While the museum instituted both layoffs and furloughs, the School of the Art Institute restricted their measures to layoffs. Last year, the Art Institute laid off 76 people between April and June and furloughed 109 people in January. The School of the Art Institute laid off 77 employees and cut 26 contract positions.

This, while the Art Institute had an endowment of $1.14 billion, and SAIC was running a 15% profit margin as well as receiving $281.5 million from the emergency CARES Act.

Another speaker at the rally, Robyn Besana, a disability specialist at SAIC, spoke about her role on the Anti-Racism Committee (ARC). She recounted her experience of sending recommendations to the administration, only to have them diluted and stripped of their rhetorical power before being shared school wide. “Isn’t it strange,” Besana recounted one of her co-workers pointing out, “that as an anti-racism committee ‘anti-racism’ the word only appeared a couple of times in the recommendation.
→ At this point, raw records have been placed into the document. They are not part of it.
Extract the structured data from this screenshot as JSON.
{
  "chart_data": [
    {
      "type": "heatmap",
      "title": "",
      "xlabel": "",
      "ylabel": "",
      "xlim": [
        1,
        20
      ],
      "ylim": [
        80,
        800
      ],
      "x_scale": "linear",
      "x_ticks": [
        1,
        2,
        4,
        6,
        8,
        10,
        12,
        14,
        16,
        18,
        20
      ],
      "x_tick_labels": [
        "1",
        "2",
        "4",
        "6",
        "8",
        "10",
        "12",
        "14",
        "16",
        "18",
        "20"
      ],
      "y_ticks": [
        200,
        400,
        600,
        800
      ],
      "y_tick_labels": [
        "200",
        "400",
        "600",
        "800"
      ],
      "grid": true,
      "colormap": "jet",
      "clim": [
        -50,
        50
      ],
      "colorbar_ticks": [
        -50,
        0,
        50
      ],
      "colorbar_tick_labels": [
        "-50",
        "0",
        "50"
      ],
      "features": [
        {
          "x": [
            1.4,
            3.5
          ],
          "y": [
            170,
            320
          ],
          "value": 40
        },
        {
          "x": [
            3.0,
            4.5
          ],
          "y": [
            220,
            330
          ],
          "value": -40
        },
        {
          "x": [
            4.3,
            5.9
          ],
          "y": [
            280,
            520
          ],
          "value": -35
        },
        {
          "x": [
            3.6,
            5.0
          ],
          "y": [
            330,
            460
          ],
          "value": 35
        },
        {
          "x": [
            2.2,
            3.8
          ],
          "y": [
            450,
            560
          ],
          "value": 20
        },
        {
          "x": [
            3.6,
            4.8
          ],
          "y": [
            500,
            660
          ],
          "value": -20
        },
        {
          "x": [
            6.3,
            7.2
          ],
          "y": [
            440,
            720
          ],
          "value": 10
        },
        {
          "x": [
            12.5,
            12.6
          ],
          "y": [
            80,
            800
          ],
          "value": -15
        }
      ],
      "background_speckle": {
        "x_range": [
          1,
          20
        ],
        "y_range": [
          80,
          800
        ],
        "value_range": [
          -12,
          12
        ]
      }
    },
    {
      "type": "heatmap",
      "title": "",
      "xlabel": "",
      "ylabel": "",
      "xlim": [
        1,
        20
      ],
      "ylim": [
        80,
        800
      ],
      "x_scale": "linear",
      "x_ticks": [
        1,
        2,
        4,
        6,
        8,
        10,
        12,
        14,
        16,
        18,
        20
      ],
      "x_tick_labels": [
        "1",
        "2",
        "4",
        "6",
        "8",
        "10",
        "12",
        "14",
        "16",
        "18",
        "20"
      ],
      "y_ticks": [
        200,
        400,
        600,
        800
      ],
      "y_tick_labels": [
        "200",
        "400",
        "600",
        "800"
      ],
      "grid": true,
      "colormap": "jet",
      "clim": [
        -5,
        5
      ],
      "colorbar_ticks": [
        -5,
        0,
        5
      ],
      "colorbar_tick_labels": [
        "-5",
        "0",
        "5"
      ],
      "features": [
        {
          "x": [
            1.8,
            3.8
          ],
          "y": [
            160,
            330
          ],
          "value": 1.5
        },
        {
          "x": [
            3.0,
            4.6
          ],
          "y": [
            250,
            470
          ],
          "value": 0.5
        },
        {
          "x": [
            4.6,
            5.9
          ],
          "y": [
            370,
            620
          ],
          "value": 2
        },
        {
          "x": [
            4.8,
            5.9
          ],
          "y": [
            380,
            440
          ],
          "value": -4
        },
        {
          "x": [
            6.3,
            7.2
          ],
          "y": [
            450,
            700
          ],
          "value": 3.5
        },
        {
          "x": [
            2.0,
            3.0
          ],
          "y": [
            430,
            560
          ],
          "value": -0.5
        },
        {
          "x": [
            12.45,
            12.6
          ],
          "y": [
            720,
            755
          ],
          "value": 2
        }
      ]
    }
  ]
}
The word ‘diversity’ showed up a lot more often.”

Besana continued, “Diversity, while still important, is nowhere near the same as dismantling the systematic causes that uphold racism. Diversity looks like hiring workers of color; anti-racism looks like identifying why retention of these workers at our school is so low.”

After the speakers wrapped up, the crowd began chanting and marching from the park to the iconic steps of the Art Institute. Framed by the famous lion statues, workers and supporters cheered and reveled in honks of support by passing Chicago traffic as Zapata closed the rally.